A Tax on Leases? No Way!

In 2006, the Commonwealth Court upheld the decision of a Lancaster County trial judge holding that the Borough of Millersville could impose a $30 tax on residential leases lasting one year or less. On December 17, 2008, our Supreme Court unanimously overruled the Commonwealth Court's decision of Lynnebrook and Woodbrook Associates v. Borough of Millersville.

At issue was the scope of the taxing authority granted by the Local Tax Enabling Act ("LTEA"). Often referred to as the "Tax Anything" act, the LTEA provides, in part:

The duly constituted authorities of the following subdivisions...may, in their discretion, by ordinance or resolution, for general revenue purposes, levy, assess and collect or provide for the levy, assessment and collection of such taxes as they shall determine on persons, transactions, occupations, privileges, subjects and personal property within the limits of such political subdivisions, and upon the transfer of real property, or of any interest in real property, ...

53 P.S. §6924.301.1(a).

You get the idea. But what the legislature giveth, it can also taketh away. Section 2 of the LTEA imposes limits upon what transactions a municipality may levy a tax, including leases. As is so often the instance with cases and statutes, two differing sides proposed different interpretations of the LTEA. Specifically, the language at issue is as follows: "Such local authorities shall not have authority by virtue of this act: (1) To levy, assess and collect or provide for the levying, assessment or collection of any tax on the transfer of real property when the transfer is by . . . leases . . ." 53 P.S. §6924.301.1(f)(1) (emphasis added). Millersville (the borough) argued that the appropriate way to read the statute is as recited here, and argued that because a lease is not a transfer of real property, the tax is appropriate. Contrarily, Lynnebrook (the property manager) argued that the appropriate way to read the statute is to preclude Millersville from "levying, assessment or collection of any tax on . . . leases;" which would invalidate the tax.
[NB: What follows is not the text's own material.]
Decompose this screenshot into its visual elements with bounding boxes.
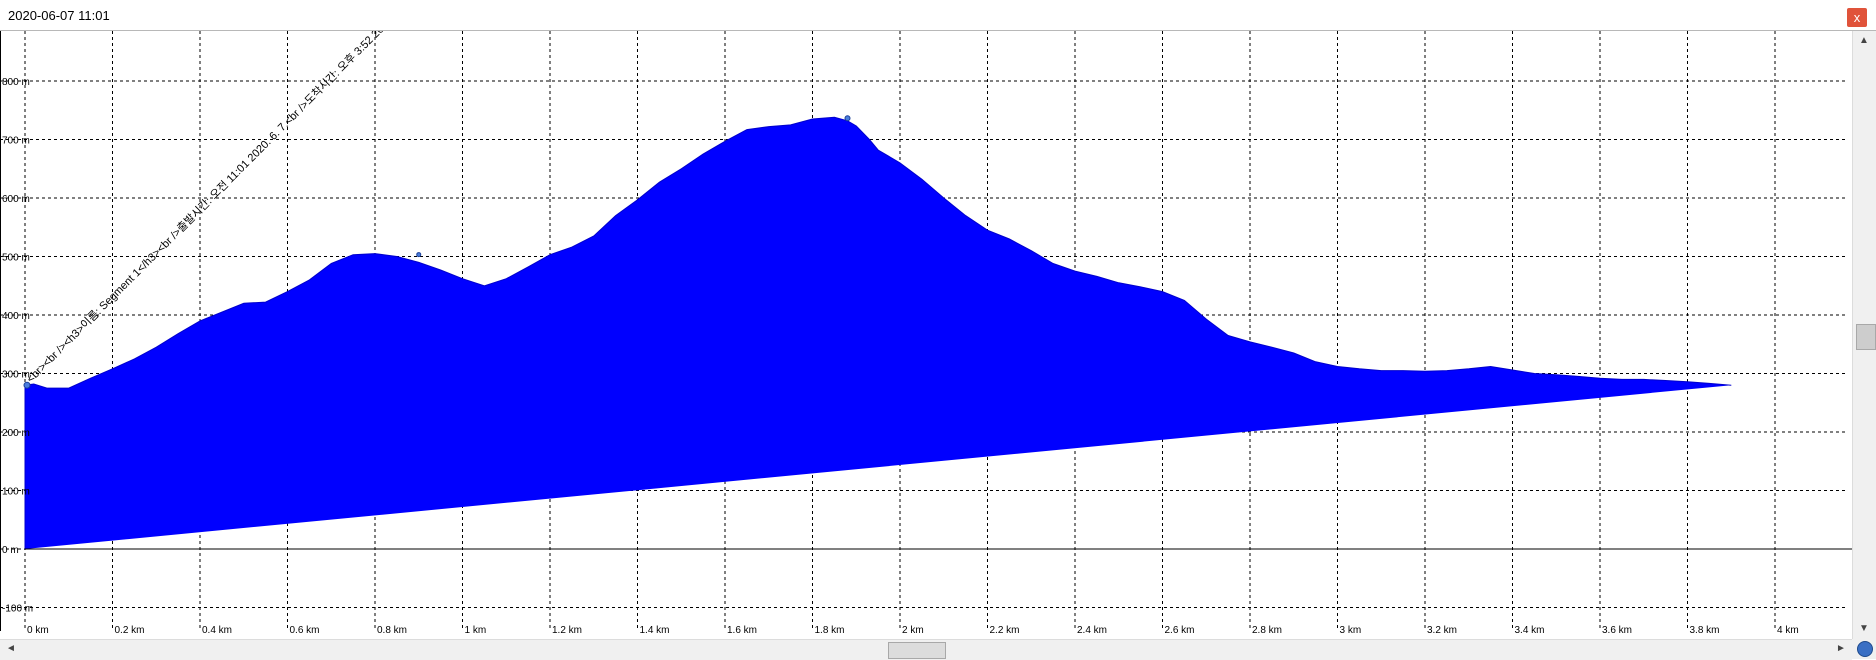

The Court acknowledged that each party offered a "plausible" interpretation for the limiting language in question. However, the Court also observed that either proposal, when read in conjunction with the rest of Section 2, would render the entire section to be grammatically incoherent. Reciting the Court's language in this article would add unnecessary length without substance. Suffice it to say, the Court was correct - the interpretations provided by both Millersville and Lynnebrook rendered Section 2 grammatically unsound.
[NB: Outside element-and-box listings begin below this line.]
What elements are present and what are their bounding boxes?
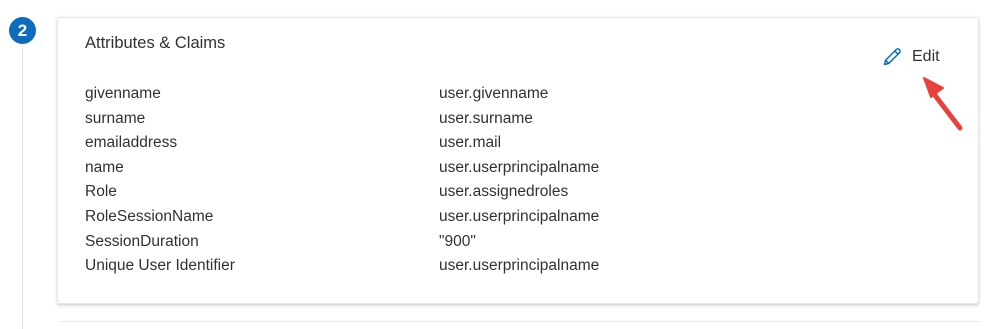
pencil-icon (881, 46, 903, 68)
claim-row-rolesessionname: RoleSessionName user.userprincipalname (85, 207, 725, 232)
claim-value: user.givenname (439, 85, 549, 102)
next-section-edge (60, 321, 980, 322)
claim-name: givenname (85, 85, 161, 102)
edit-label: Edit (912, 48, 940, 65)
claim-row-unique-user-identifier: Unique User Identifier user.userprincipa… (85, 256, 725, 281)
claim-value: user.userprincipalname (439, 158, 600, 176)
claim-name: RoleSessionName (85, 207, 214, 225)
step-number-badge: 2 (9, 17, 36, 44)
section-title: Attributes & Claims (85, 34, 226, 52)
attributes-claims-card: Attributes & Claims Edit givenname user.… (57, 17, 979, 304)
claim-row-givenname: givenname user.givenname (85, 84, 725, 109)
claim-value: "900" (439, 232, 476, 250)
claim-name: surname (85, 109, 146, 127)
claim-row-emailaddress: emailaddress user.mail (85, 133, 725, 158)
claim-name: Role (85, 183, 117, 201)
claim-row-sessionduration: SessionDuration "900" (85, 232, 725, 257)
claim-name: SessionDuration (85, 232, 199, 250)
claim-value: user.userprincipalname (439, 207, 600, 225)
claim-row-surname: surname user.surname (85, 109, 725, 134)
claim-row-role: Role user.assignedroles (85, 182, 725, 207)
claim-row-name: name user.userprincipalname (85, 158, 725, 183)
claim-value: user.mail (439, 134, 502, 152)
claim-value: user.userprincipalname (439, 257, 600, 275)
claims-list: givenname user.givenname surname user.su… (85, 84, 725, 281)
annotation-arrow-icon (918, 70, 968, 139)
claim-value: user.surname (439, 109, 533, 127)
step-connector-line (22, 48, 23, 329)
edit-button[interactable]: Edit (881, 44, 940, 70)
claim-name: name (85, 158, 124, 176)
claim-value: user.assignedroles (439, 183, 569, 201)
claim-name: emailaddress (85, 134, 178, 152)
claim-name: Unique User Identifier (85, 257, 235, 275)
The focus for the Court's decision was whether the language of Section 2 was an exception (benefiting the taxpayer) or an exemption (benefiting the borough). Because the legislative intent was not clear from the statute itself, the Supreme Court analyzed the statute and determined that Section 2 was necessary to restrict the grant of authority to impose taxes; the object of Section 2 was to restrict the municipal taxation authority; and the purpose of Section 2 was to reign in municipalities that impose taxes beyond that which are permitted by the LTEA. Thus, the Court held that the appropriate interpretation of Section 2 is an exception to the local municipality's taxing authority and that there is an "unqualified prohibition on the taxation of leases." While this decision may limit a college town's ability to generate additional revenue, it is consistent with the intended limitations on taxation.

The Court noted that the LTEA was amended effective July 2, 2008, but that the pertinent section was substantially the same, thus not affecting the Court's analysis. On October 15, 2008, the LTEA was again amended, and "leases" was amended to read "leases or lease transactions." It is unlikely this amendment would alter the Court's analysis.